People point to the fact that they're leaving the club with a profit and have made money out of the club. Some of those people are waving them off and welcoming Carson Yeung and Grandtop and all the rest of them with open arms. I'm afraid that naivety comes into it again, because if you think that these people are buying Birmingham City Football Club with anything other than profit in mind, you're as naive as the Blues players who stood and watched as Kevin Davies ran at them from the kick off in the 86th minute.

Those people leaving have profited from the club and have done well out of the club, but going back to what I have said above, I think that the club have done pretty well out of them too. I appreciate that people will refer to their spin and their "lies" as being the straw that broke the camel's back in the relationship, and as I say, their PR has been poor.

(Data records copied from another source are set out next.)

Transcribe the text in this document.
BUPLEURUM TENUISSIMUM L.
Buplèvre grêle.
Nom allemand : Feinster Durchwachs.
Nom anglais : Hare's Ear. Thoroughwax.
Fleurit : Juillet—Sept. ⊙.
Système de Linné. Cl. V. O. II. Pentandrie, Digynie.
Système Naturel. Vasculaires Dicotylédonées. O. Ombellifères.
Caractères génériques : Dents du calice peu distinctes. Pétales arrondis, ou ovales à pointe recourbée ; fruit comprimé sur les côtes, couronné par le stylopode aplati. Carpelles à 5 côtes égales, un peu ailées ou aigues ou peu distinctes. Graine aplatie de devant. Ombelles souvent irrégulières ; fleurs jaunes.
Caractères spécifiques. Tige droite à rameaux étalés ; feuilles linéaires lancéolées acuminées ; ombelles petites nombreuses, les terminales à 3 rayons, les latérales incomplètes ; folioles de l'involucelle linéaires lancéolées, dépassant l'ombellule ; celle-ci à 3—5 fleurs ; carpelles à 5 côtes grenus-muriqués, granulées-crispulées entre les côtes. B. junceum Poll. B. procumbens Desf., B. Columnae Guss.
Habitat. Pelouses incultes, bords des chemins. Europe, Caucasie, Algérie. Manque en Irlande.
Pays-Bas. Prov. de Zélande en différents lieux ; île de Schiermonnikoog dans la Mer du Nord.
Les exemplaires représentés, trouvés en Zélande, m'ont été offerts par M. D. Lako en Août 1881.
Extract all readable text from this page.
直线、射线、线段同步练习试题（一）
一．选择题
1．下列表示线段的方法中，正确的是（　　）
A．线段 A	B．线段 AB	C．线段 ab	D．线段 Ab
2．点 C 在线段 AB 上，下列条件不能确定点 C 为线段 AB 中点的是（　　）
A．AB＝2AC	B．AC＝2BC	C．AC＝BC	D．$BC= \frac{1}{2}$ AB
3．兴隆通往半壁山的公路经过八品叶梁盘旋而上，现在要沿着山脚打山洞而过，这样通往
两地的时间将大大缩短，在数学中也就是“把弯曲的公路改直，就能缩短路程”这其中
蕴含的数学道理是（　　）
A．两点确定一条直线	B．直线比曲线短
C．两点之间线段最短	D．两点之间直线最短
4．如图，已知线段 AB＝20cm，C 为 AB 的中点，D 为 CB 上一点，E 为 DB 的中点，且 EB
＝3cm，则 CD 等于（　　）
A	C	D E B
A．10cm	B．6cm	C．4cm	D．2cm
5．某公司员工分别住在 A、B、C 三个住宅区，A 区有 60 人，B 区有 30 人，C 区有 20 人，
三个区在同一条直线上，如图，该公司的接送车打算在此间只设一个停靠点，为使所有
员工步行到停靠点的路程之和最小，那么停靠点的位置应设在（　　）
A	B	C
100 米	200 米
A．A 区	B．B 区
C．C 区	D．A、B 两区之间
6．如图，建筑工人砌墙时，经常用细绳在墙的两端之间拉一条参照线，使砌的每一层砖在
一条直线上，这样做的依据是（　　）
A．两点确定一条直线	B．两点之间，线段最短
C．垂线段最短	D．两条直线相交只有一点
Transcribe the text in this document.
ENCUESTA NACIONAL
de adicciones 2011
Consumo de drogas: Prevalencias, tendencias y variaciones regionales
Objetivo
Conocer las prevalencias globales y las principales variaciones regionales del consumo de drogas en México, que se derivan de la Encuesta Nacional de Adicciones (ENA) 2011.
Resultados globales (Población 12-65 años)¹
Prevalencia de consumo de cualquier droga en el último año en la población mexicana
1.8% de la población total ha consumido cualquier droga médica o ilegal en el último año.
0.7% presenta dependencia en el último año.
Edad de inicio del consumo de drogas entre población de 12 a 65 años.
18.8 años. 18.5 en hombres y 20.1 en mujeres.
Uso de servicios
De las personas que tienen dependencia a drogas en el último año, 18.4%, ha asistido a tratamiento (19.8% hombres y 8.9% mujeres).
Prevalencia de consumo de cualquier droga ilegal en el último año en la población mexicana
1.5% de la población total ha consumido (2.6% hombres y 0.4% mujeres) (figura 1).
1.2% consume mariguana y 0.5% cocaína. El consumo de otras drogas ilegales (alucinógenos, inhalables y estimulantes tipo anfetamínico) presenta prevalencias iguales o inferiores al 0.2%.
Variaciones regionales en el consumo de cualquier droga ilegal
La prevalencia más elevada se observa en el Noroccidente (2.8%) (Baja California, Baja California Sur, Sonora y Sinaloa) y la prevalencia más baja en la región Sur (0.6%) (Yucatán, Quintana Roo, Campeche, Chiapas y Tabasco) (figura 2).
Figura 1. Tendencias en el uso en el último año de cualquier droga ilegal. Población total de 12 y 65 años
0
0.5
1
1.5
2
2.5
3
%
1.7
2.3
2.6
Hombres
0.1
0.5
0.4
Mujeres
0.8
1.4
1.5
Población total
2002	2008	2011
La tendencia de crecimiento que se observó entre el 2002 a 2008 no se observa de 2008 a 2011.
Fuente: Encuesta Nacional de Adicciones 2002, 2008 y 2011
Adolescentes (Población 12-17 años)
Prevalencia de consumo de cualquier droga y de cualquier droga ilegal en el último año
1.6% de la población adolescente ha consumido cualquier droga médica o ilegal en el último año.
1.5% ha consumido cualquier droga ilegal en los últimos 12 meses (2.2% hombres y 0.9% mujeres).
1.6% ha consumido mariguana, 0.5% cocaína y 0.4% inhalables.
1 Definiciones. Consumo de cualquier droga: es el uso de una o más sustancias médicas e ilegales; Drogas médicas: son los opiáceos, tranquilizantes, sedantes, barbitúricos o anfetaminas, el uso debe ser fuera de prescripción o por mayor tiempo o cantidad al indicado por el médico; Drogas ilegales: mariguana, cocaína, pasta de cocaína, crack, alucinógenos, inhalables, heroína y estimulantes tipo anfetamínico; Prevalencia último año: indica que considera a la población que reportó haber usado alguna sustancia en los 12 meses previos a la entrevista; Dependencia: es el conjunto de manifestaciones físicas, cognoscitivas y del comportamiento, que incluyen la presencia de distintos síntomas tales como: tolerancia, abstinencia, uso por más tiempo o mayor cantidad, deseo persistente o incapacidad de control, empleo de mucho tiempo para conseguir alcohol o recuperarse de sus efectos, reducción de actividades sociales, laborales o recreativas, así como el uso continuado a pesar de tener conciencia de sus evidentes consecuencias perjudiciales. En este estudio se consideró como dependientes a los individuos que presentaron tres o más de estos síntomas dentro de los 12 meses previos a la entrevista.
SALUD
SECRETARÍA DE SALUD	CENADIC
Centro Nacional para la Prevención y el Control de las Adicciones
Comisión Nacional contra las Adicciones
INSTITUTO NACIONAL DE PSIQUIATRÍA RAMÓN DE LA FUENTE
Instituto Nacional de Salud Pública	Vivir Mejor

However, their tenure at the club certainly can't be described as dull, and I would like to take this opportunity to thank them for what they've done for Birmingham City. I won't shed a tear at their departure and I am excited about the future, but I do think it's worth remembering just where we were as a club in March 1993. Good luck to them all.

In their absence, the club remains though, and that's the main thing. For the club to remain in the Premier League, whilst there are some positive signs, there's equally an awful lot that the management and the players need to work on.